Climate data for Beaufort West (1963–1987)
| Month | Jan | Feb | Mar | Apr | May | Jun | Jul | Aug | Sep | Oct | Nov | Dec | Year |
| Record high °C (°F) | 41 (106) | 41 (106) | 39 (102) | 36 (97) | 32 (90) | 29 (84) | 29 (84) | 34 (93) | 36 (97) | 39 (102) | 41 (106) | 40 (104) | 41 (106) |
| Mean daily maximum °C (°F) | 32 (90) | 31 (88) | 29 (84) | 24 (75) | 21 (70) | 19 (66) | 18 (64) | 20 (68) | 23 (73) | 26 (79) | 28 (82) | 31 (88) | 25 (77) |
| Mean daily minimum °C (°F) | 16 (61) | 15 (59) | 14 (57) | 10 (50) | 8 (46) | 5 (41) | 4 (39) | 5 (41) | 7 (45) | 10 (50) | 12 (54) | 14 (57) | 10 (50) |
| Record low °C (°F) | 8 (46) | 5 (41) | 4 (39) | 0 (32) | −3 (27) | −5 (23) | −6 (21) | −5 (23) | −4 (25) | −1 (30) | 3 (37) | 4 (39) | −6 (21) |
| Average precipitation mm (inches) | 35 (1.4) | 30 (1.2) | 30 (1.2) | 20 (0.8) | 11 (0.4) | 8 (0.3) | 9 (0.4) | 14 (0.6) | 12 (0.5) | 21 (0.8) | 27 (1.1) | 19 (0.7) | 236 (9.3) |
| Average precipitation days (≥ 1.0 mm) | 4 | 4 | 5 | 5 | 3 | 3 | 2 | 3 | 3 | 4 | 5 | 3 | 43 |
Source: South African Weather Service

==Famous residents==
- Jan Bantjes, a prominent Voortrekker who likely authored the treaty between the Voortrekkers and the Zulu Kingdom was born in Beaufort West in 1817.
- Sir John Fraser, was born in Beaufort West in the Colony of the Cape of Good Hope in 1840. He later studied medicine at Kings College, Aberdeen.

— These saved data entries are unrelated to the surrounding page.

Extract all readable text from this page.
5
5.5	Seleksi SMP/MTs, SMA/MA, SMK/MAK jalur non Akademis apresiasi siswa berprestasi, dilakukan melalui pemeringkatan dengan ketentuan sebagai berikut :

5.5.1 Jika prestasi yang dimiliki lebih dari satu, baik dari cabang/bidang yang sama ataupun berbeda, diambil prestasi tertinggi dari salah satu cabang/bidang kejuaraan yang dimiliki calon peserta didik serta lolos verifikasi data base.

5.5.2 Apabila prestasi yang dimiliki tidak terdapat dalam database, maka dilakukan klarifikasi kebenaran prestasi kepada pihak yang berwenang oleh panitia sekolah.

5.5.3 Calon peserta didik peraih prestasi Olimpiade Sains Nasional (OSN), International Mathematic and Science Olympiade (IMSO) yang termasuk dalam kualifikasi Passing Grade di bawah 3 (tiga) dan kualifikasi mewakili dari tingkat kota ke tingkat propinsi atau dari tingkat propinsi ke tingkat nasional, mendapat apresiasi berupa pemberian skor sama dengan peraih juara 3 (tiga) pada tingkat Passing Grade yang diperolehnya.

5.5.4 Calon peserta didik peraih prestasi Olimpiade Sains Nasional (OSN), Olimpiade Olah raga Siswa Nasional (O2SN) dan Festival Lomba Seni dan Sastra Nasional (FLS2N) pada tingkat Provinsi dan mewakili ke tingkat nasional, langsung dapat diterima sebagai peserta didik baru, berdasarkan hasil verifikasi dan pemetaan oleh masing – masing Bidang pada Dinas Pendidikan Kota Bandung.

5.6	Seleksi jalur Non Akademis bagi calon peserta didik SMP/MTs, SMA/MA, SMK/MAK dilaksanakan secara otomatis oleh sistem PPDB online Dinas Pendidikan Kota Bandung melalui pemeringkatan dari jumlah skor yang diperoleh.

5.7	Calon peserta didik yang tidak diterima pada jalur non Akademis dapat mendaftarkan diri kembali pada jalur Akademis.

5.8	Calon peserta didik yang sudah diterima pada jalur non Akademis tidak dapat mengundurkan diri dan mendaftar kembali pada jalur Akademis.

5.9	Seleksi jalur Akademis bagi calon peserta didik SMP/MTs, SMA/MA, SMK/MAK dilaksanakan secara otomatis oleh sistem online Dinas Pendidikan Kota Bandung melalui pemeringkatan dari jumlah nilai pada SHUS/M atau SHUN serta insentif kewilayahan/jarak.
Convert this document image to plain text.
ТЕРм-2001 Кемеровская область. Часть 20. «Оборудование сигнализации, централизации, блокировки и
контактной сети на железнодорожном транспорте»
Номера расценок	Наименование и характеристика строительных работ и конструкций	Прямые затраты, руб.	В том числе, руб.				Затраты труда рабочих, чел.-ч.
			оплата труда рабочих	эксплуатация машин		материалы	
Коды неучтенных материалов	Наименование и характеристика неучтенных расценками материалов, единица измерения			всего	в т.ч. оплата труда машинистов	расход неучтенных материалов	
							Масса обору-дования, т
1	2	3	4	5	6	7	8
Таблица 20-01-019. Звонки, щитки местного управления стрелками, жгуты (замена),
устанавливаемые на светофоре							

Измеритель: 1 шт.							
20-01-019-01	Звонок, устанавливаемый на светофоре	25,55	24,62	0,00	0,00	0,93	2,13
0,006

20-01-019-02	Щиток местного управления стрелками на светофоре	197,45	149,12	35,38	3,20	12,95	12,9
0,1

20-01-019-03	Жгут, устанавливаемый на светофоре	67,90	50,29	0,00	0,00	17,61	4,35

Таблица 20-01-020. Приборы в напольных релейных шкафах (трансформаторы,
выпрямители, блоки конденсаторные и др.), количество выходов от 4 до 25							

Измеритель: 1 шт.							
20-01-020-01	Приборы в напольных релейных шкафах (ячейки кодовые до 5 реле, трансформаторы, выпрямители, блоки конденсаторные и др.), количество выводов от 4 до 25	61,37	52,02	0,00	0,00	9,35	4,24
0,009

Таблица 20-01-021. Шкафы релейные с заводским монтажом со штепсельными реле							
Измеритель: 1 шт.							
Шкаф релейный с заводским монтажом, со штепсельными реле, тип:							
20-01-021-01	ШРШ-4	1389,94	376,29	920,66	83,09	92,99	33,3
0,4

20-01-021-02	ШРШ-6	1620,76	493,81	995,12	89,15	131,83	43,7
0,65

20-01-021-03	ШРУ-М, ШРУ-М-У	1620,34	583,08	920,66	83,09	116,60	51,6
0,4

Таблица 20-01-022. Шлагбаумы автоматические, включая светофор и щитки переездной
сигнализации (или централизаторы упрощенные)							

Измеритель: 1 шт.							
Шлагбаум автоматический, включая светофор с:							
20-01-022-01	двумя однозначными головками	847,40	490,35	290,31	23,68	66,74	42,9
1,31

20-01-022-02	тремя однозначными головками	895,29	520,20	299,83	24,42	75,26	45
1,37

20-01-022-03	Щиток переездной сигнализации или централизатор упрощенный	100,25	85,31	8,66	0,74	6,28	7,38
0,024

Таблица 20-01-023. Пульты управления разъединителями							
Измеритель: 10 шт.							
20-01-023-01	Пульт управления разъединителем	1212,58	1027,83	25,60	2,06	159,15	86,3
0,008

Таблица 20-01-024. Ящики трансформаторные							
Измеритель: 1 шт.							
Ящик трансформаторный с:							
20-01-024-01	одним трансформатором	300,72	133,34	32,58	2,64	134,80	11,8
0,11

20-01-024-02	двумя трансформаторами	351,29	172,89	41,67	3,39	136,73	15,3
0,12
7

In 1871, he was appointed Private Secretary to Jan Brand, President of the Orange Free State. In 1878 he qualified as an Advocate of the Free State Bar and, after serving as Financial Commissioner of the Free State during the Second Boer War, accepted the Honour of the Knighthood from the British Crown for his reconciliatory role after the conflict.
- Christiaan Barnard, the pioneering heart surgeon, born and bred in Beaufort West. His father, Adam Barnard, was a minister in the Dutch Reformed Mission Church. One of his four brothers, Abraham, died of a heart problem at the age of five. Barnard matriculated from the Beaufort West High School in 1940, and went to study medicine at the University of Cape Town Medical School, where he obtained his MB ChB in 1945. He is commemorated in the local museum.
- Cornelis Johannes Bodenstein, former Vice State President of the South African Republic was born in Beaufort West in 1826.
- Cyril Karabus, former Professor of Paediatrics, University of Cape Town (also FRCP, FRCPE) and head of the Oncology and Haemotology Unit of Red Cross Children's Hospital Cape Town
- Sir John Molteno, the first Prime Minister of the Cape. In his youth, this Anglo-Italian immigrant was a farmer and businessman who opened Beaufort West's first bank.
- Elizabeth Maria Molteno, civil and women's rights activist (and the daughter of John Molteno), was born in Beaufort West.
- Cromwell Everson, the classical music composer and composer of the first Afrikaans opera, was born and grew up in Beaufort West. Gained the basis of his music skills under the piano tutelage of Beckie Karabus (whose husband, Isaac Karabus, was one of the first five Ford agents in South Africa), mother of the jurist, Alan Karabus and doctor, Cyril Karabus
- Mandlenkosi, who fought against the apartheid government and was shot whilst feeding his baby boy (Sira). Mandlenkosi Senior Secondary School is named after him. His name is also present in the township area of Kwa-Mandlenkosi.
- Gert Vlok Nel, the pioneering poet, was born 1963 and grew up in Beaufort-West.
- Antoinette Pienaar (born 1961), is a South African actress, singer, and author.
- Karl Kielblock (1907-1991), author

==Coat of arms==
By 1931, the town council had assumed a coat of arms — it was depicted on a cigarette card issued in that year.

Coat of arms of Beaufort West
| NotesGranted by the Administrator of the Cape, 10 March 1967 CrestOn a wreath of the colours an Ostrich statant Proper. EscutcheonGules a portcullis with chains pendant all Or. SupportersDexter a merino ram and sinister an angora ram both Proper. MottoFestina Lente |

==Economy==
The large uranium and yellowcake producing Beaufort West mine is nearby. The three largest industries in the town are the agricultural sector, which is the largest employer, the transport and logistical support sector, and the tourism sector.